Adventures in Vala: Ambition Framework

Quite some time ago, I posted about my Adventures in Objective-C, postulating that people would be willing to rapidly develop in a static-typed language if the language was easy to deal with. I created the foundation of a web framework that didn’t do too much, but was functional enough to prove that it was possible. I also gave up shortly after, as I found development on Windows and Linux to be a gigantic pain — too few libraries, not much support.

Some of the same ideals I was going for in that previous post still hold true. Java still clicks in a weird way for me, even if it’s too verbose and runs in a VM and 90% of the web frameworks for it annoy me to death. Objective-C was cute, but mostly useless for me. I don’t mind the idea of C#, except for the fact that it’s Windows-centric, and I’m still uncomfortable putting my eggs in the Mono basket.

In the meantime, I stumbled across a language called Vala. Vala’s roots are in the GNOME community, where they have a couple of great C libraries: GLib, and included in that, GObject. Using this standard library, C-based GNOME applications have had a lot of the great benefits of object oriented programming while maintaining the speed and support of the C language. Unfortunately, you got everything else that C provides: no memory management, no namespaces, and difficulty in reading it later.

I’m going to get flamed for that.

Nevertheless, other people saw some of those same things. They also saw some Mono applications creeping into the GNOME core, and felt that all the pieces were there to do something better. Vala was born as a true object oriented programming language, with a very similar design to C#. The difference is, it relies on GLib and GObject to accomplish the OO goals, and therefore, compiles into C, which is then compiled by gcc. As a result, you get significantly smaller and faster binaries than VM-hosted languages, with very minimal pain. Furthermore, you don’t need to use GTK or anything like that, it’s still a general purpose language that can be hosted on any platform that can compile GLib. That means I can code on OS X and Linux, and, while I haven’t done it in a while, Windows can join the party as well.

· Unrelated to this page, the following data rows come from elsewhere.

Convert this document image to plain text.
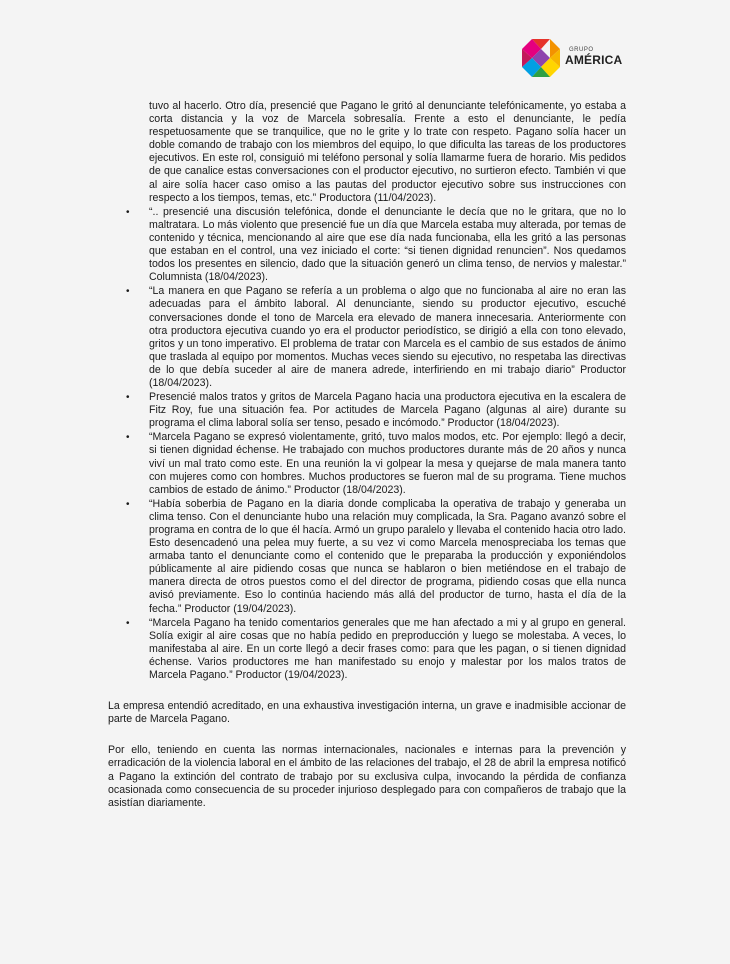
GRUPO
AMÉRICA

tuvo al hacerlo. Otro día, presencié que Pagano le gritó al denunciante telefónicamente, yo estaba a corta distancia y la voz de Marcela sobresalía. Frente a esto el denunciante, le pedía respetuosamente que se tranquilice, que no le grite y lo trate con respeto. Pagano solía hacer un doble comando de trabajo con los miembros del equipo, lo que dificulta las tareas de los productores ejecutivos. En este rol, consiguió mi teléfono personal y solía llamarme fuera de horario. Mis pedidos de que canalice estas conversaciones con el productor ejecutivo, no surtieron efecto. También vi que al aire solía hacer caso omiso a las pautas del productor ejecutivo sobre sus instrucciones con respecto a los tiempos, temas, etc.” Productora (11/04/2023).

• “.. presencié una discusión telefónica, donde el denunciante le decía que no le gritara, que no lo maltratara. Lo más violento que presencié fue un día que Marcela estaba muy alterada, por temas de contenido y técnica, mencionando al aire que ese día nada funcionaba, ella les gritó a las personas que estaban en el control, una vez iniciado el corte: “si tienen dignidad renuncien”. Nos quedamos todos los presentes en silencio, dado que la situación generó un clima tenso, de nervios y malestar.” Columnista (18/04/2023).
• “La manera en que Pagano se refería a un problema o algo que no funcionaba al aire no eran las adecuadas para el ámbito laboral. Al denunciante, siendo su productor ejecutivo, escuché conversaciones donde el tono de Marcela era elevado de manera innecesaria. Anteriormente con otra productora ejecutiva cuando yo era el productor periodístico, se dirigió a ella con tono elevado, gritos y un tono imperativo. El problema de tratar con Marcela es el cambio de sus estados de ánimo que traslada al equipo por momentos. Muchas veces siendo su ejecutivo, no respetaba las directivas de lo que debía suceder al aire de manera adrede, interfiriendo en mi trabajo diario” Productor (18/04/2023).
• Presencié malos tratos y gritos de Marcela Pagano hacia una productora ejecutiva en la escalera de Fitz Roy, fue una situación fea. Por actitudes de Marcela Pagano (algunas al aire) durante su programa el clima laboral solía ser tenso, pesado e incómodo.” Productor (18/04/2023).
• “Marcela Pagano se expresó violentamente, gritó, tuvo malos modos, etc. Por ejemplo: llegó a decir, si tienen dignidad échense. He trabajado con muchos productores durante más de 20 años y nunca viví un mal trato como este. En una reunión la vi golpear la mesa y quejarse de mala manera tanto con mujeres como con hombres. Muchos productores se fueron mal de su programa. Tiene muchos cambios de estado de ánimo.” Productor (18/04/2023).
• “Había soberbia de Pagano en la diaria donde complicaba la operativa de trabajo y generaba un clima tenso. Con el denunciante hubo una relación muy complicada, la Sra. Pagano avanzó sobre el programa en contra de lo que él hacía. Armó un grupo paralelo y llevaba el contenido hacia otro lado. Esto desencadenó una pelea muy fuerte, a su vez vi como Marcela menospreciaba los temas que armaba tanto el denunciante como el contenido que le preparaba la producción y exponiéndolos públicamente al aire pidiendo cosas que nunca se hablaron o bien metiéndose en el trabajo de manera directa de otros puestos como el del director de programa, pidiendo cosas que ella nunca avisó previamente. Eso lo continúa haciendo más allá del productor de turno, hasta el día de la fecha.” Productor (19/04/2023).
• “Marcela Pagano ha tenido comentarios generales que me han afectado a mi y al grupo en general. Solía exigir al aire cosas que no había pedido en preproducción y luego se molestaba. A veces, lo manifestaba al aire. En un corte llegó a decir frases como: para que les pagan, o si tienen dignidad échense. Varios productores me han manifestado su enojo y malestar por los malos tratos de Marcela Pagano.” Productor (19/04/2023).

La empresa entendió acreditado, en una exhaustiva investigación interna, un grave e inadmisible accionar de parte de Marcela Pagano.

Por ello, teniendo en cuenta las normas internacionales, nacionales e internas para la prevención y erradicación de la violencia laboral en el ámbito de las relaciones del trabajo, el 28 de abril la empresa notificó a Pagano la extinción del contrato de trabajo por su exclusiva culpa, invocando la pérdida de confianza ocasionada como consecuencia de su proceder injurioso desplegado para con compañeros de trabajo que la asistían diariamente.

You see where this is going.

In the end, I took my ideas for a reasonable web framework, and started porting them to Vala. Months ago, I had a proof of concept similar to the ObjC example in my previous post. But, I kept working on it. Routing, templates, plugins, configuration, build systems, all managed to find their way in. Then, the nice things. Session, Authorization, and Form frameworks are a part of it. I’ve started on a fairly simple ORM, as well, Almanna. The result is, well, this.

This blog is the first production test of the framework. I ported the blog software from Catalyst to Ambition, launched it here on the existing database, and I’m going to see all the places it fails. It will likely do a lot of failing, but it’s a decent first effort. After a little stress testing, I’ll open this up on GitHub, and see where else it can go.